Araştırmaların neticelerinde elde edilen bilgilerin tatbikinde de bireyin kendisine, çevreye ve insanlığa zarar durumu oluşmadığı müddetçe bir kısıtlama yoktur.
Araştırmaların gerektirdiği Bilimsel tecrübeler, iman sahiplerine haram kılınmış fiillerin tatbikinde haram olmayan bir uygulama alanı bulunarak yapılsa caiz olur. Uygulama da bir yol bulunamadığında ise haramlık hükmü baki kalır.
Genetik Kopyalama bitki, hayvan ve insan genlerinin kopyalanması ana türlerinde söz konusudur.
Hepsinde yapılacak araştırmalar temel itibarıyla caizdir. Uygulama itibarıyla fakihler gözetiminde ve danışmanlığında yapıldığı takdirde haram uygulamalara düşülmeyecektir.
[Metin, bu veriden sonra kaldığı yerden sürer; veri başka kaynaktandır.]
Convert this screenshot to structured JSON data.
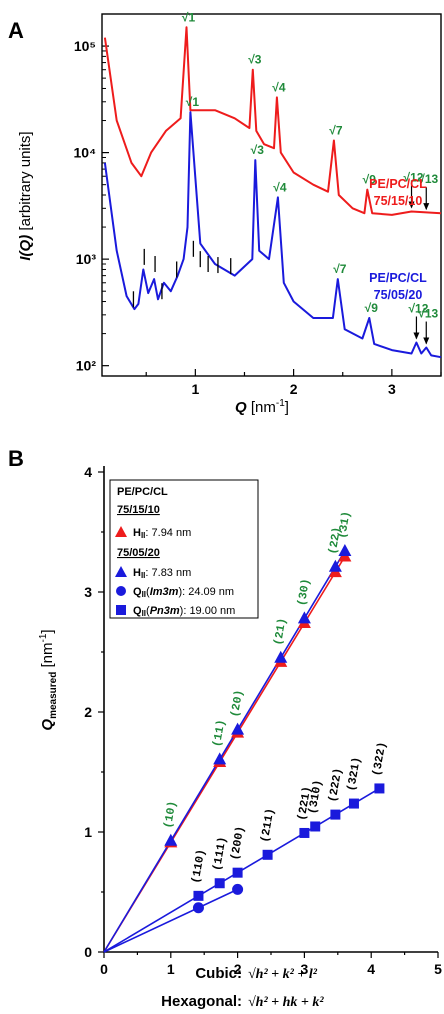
{
  "colors": {
    "red": "#ee1c1c",
    "blue": "#1a1adc",
    "green": "#1f8a3a",
    "black": "#000000"
  },
  "panel_a": {
    "letter": "A",
    "ylabel_main": "I",
    "ylabel_arg": "(Q)",
    "ylabel_units": " [arbitrary units]",
    "xlabel_sym": "Q",
    "xlabel_units": " [nm",
    "xlabel_exp": "-1",
    "xlabel_close": "]",
    "red_label": {
      "line1": "PE/PC/CL",
      "line2": "75/15/10"
    },
    "blue_label": {
      "line1": "PE/PC/CL",
      "line2": "75/05/20"
    },
    "red_peaks": [
      "√1",
      "√3",
      "√4",
      "√7",
      "√9",
      "√12",
      "√13"
    ],
    "blue_peaks": [
      "√1",
      "√3",
      "√4",
      "√7",
      "√9",
      "√12",
      "√13"
    ]
  },
  "panel_b": {
    "letter": "B",
    "ylabel_sym": "Q",
    "ylabel_sub": "measured",
    "ylabel_units": " [nm",
    "ylabel_exp": "-1",
    "ylabel_close": "]",
    "xlabel_cubic_prefix": "Cubic: ",
    "xlabel_cubic_formula": "√h² + k² + l²",
    "xlabel_hex_prefix": "Hexagonal: ",
    "xlabel_hex_formula": "√h² + hk + k²",
    "legend": {
      "title": "PE/PC/CL",
      "group1": "75/15/10",
      "g1_item": "H",
      "g1_item_sub": "II",
      "g1_item_val": ": 7.94 nm",
      "group2": "75/05/20",
      "g2_item1": "H",
      "g2_item1_sub": "II",
      "g2_item1_val": ": 7.83 nm",
      "g2_item2": "Q",
      "g2_item2_sub": "II",
      "g2_item2_phase": "Im3m",
      "g2_item2_val": ": 24.09 nm",
      "g2_item3": "Q",
      "g2_item3_sub": "II",
      "g2_item3_phase": "Pn3m",
      "g2_item3_val": ": 19.00 nm"
    },
    "hex_miller": [
      "(10)",
      "(11)",
      "(20)",
      "(21)",
      "(30)",
      "(22)",
      "(31)"
    ],
    "cubic_miller": [
      "(110)",
      "(111)",
      "(200)",
      "(211)",
      "(221)",
      "(310)",
      "(222)",
      "(321)",
      "(322)"
    ]
  },
  "chart_data": [
    {
      "type": "line",
      "xlabel": "Q [nm-1]",
      "ylabel": "I(Q) [arbitrary units]",
      "xlim": [
        0.05,
        3.5
      ],
      "ylim": [
        80,
        200000
      ],
      "yscale": "log",
      "xticks": [
        1,
        2,
        3
      ],
      "yticks": [
        "10²",
        "10³",
        "10⁴",
        "10⁵"
      ],
      "series": [
        {
          "name": "PE/PC/CL 75/15/10",
          "color": "#ee1c1c",
          "x": [
            0.08,
            0.2,
            0.35,
            0.45,
            0.55,
            0.7,
            0.85,
            0.91,
            0.95,
            1.0,
            1.2,
            1.4,
            1.55,
            1.585,
            1.62,
            1.7,
            1.8,
            1.83,
            1.87,
            2.0,
            2.2,
            2.35,
            2.41,
            2.46,
            2.6,
            2.72,
            2.75,
            2.8,
            3.0,
            3.2,
            3.5
          ],
          "y": [
            120000,
            20000,
            8000,
            6000,
            10000,
            16000,
            21000,
            150000,
            25000,
            25000,
            25000,
            21000,
            17000,
            60000,
            16000,
            12000,
            11000,
            33000,
            10000,
            6500,
            5000,
            4300,
            13000,
            4000,
            3000,
            2700,
            4500,
            2700,
            2600,
            2800,
            2700
          ]
        },
        {
          "name": "PE/PC/CL 75/05/20",
          "color": "#1a1adc",
          "x": [
            0.08,
            0.2,
            0.3,
            0.38,
            0.42,
            0.47,
            0.52,
            0.58,
            0.62,
            0.68,
            0.75,
            0.82,
            0.88,
            0.92,
            0.95,
            1.05,
            1.2,
            1.4,
            1.58,
            1.61,
            1.65,
            1.75,
            1.84,
            1.9,
            2.0,
            2.2,
            2.4,
            2.45,
            2.52,
            2.7,
            2.77,
            2.82,
            3.0,
            3.2,
            3.25,
            3.3,
            3.35,
            3.4,
            3.5
          ],
          "y": [
            8000,
            1200,
            450,
            340,
            380,
            800,
            480,
            650,
            420,
            600,
            500,
            700,
            1000,
            2000,
            24000,
            1400,
            900,
            700,
            1000,
            8500,
            1200,
            1000,
            3800,
            600,
            400,
            280,
            280,
            650,
            220,
            180,
            280,
            160,
            140,
            130,
            165,
            130,
            148,
            125,
            120
          ]
        }
      ]
    },
    {
      "type": "scatter",
      "xlabel": "Cubic: √h²+k²+l² ; Hexagonal: √h²+hk+k²",
      "ylabel": "Q measured [nm-1]",
      "xlim": [
        0,
        5
      ],
      "ylim": [
        0,
        4
      ],
      "xticks": [
        0,
        1,
        2,
        3,
        4,
        5
      ],
      "yticks": [
        0,
        1,
        2,
        3,
        4
      ],
      "series": [
        {
          "name": "75/15/10 HII: 7.94 nm",
          "marker": "triangle",
          "color": "#ee1c1c",
          "x": [
            1,
            1.732,
            2,
            2.646,
            3,
            3.464,
            3.606
          ],
          "y": [
            0.914,
            1.583,
            1.828,
            2.418,
            2.742,
            3.166,
            3.296
          ]
        },
        {
          "name": "75/05/20 HII: 7.83 nm",
          "marker": "triangle",
          "color": "#1a1adc",
          "x": [
            1,
            1.732,
            2,
            2.646,
            3,
            3.464,
            3.606
          ],
          "y": [
            0.927,
            1.605,
            1.853,
            2.452,
            2.78,
            3.21,
            3.342
          ]
        },
        {
          "name": "75/05/20 QII(Im3m): 24.09 nm",
          "marker": "circle",
          "color": "#1a1adc",
          "x": [
            1.414,
            2
          ],
          "y": [
            0.369,
            0.522
          ]
        },
        {
          "name": "75/05/20 QII(Pn3m): 19.00 nm",
          "marker": "square",
          "color": "#1a1adc",
          "x": [
            1.414,
            1.732,
            2,
            2.449,
            3,
            3.162,
            3.464,
            3.742,
            4.123
          ],
          "y": [
            0.468,
            0.573,
            0.661,
            0.81,
            0.992,
            1.046,
            1.145,
            1.237,
            1.363
          ]
        }
      ]
    }
  ]
}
Bitki gen kopyalama deneyleri bir yana genleriyle oynanmış bitkilerin insanların kullanımına sürülmesi henüz neticeleri itibarıyla GÜVENLİDİR raporu almamıştır. Bu rapor ahlaki-insani erdemi olan bilim adamları kurullarınca verilmeden güvenilemez nitelikte olmalıdır ve olacaktır. Zira Ülkeler ve insanlar birbirlerine düşmanlık yapma durumundadır ve yaşadığımız medeniyet zamanında bile bu durum korkunç boyuttadır.
Hayvan ve İnsan Genleri üzerine olan araştırmaların da neticelerinin tecrübe edilmesi gözetim altında olmalıdır. Zira burada çok boyutlu zarar verme gayreti olabilecektir.
Konu ilim adamları tarafından yazılacak bireysel araştırma kitaplarının ve kurumsal fıkıh araştırmalarının konusu olacak kadar çaplı bir konudur.
Bilimsel araştırmadaki caizlik boyutu hakkında delil söylemek gerekirse bu söylenebilir. Ama araştırma neticelerinin her birisinin fayda zarar açısından bile çok sayıda ilim dalının konusuna girdikten sonra fakihin hükmüne tabi olması gerekmektedir. Bu da henüz araştırmaların çok ileri düzeyde olmaması sebebiyle elde mevcut bilgiler çerçevesinde yapılırsa ancak şu denilebilir.
İnsan sağlığının korunması, bilimin insan sağlığı için kullanılmasından daha önceliklidir. Buna göre bilimsel verilerin zararsızlığını testlerle ispatına kadar bu alanlardaki uygulamalar genele şamil olmamalı sınırlı tutulmalı kontrol altında yapılmalı neticesini gerektirir.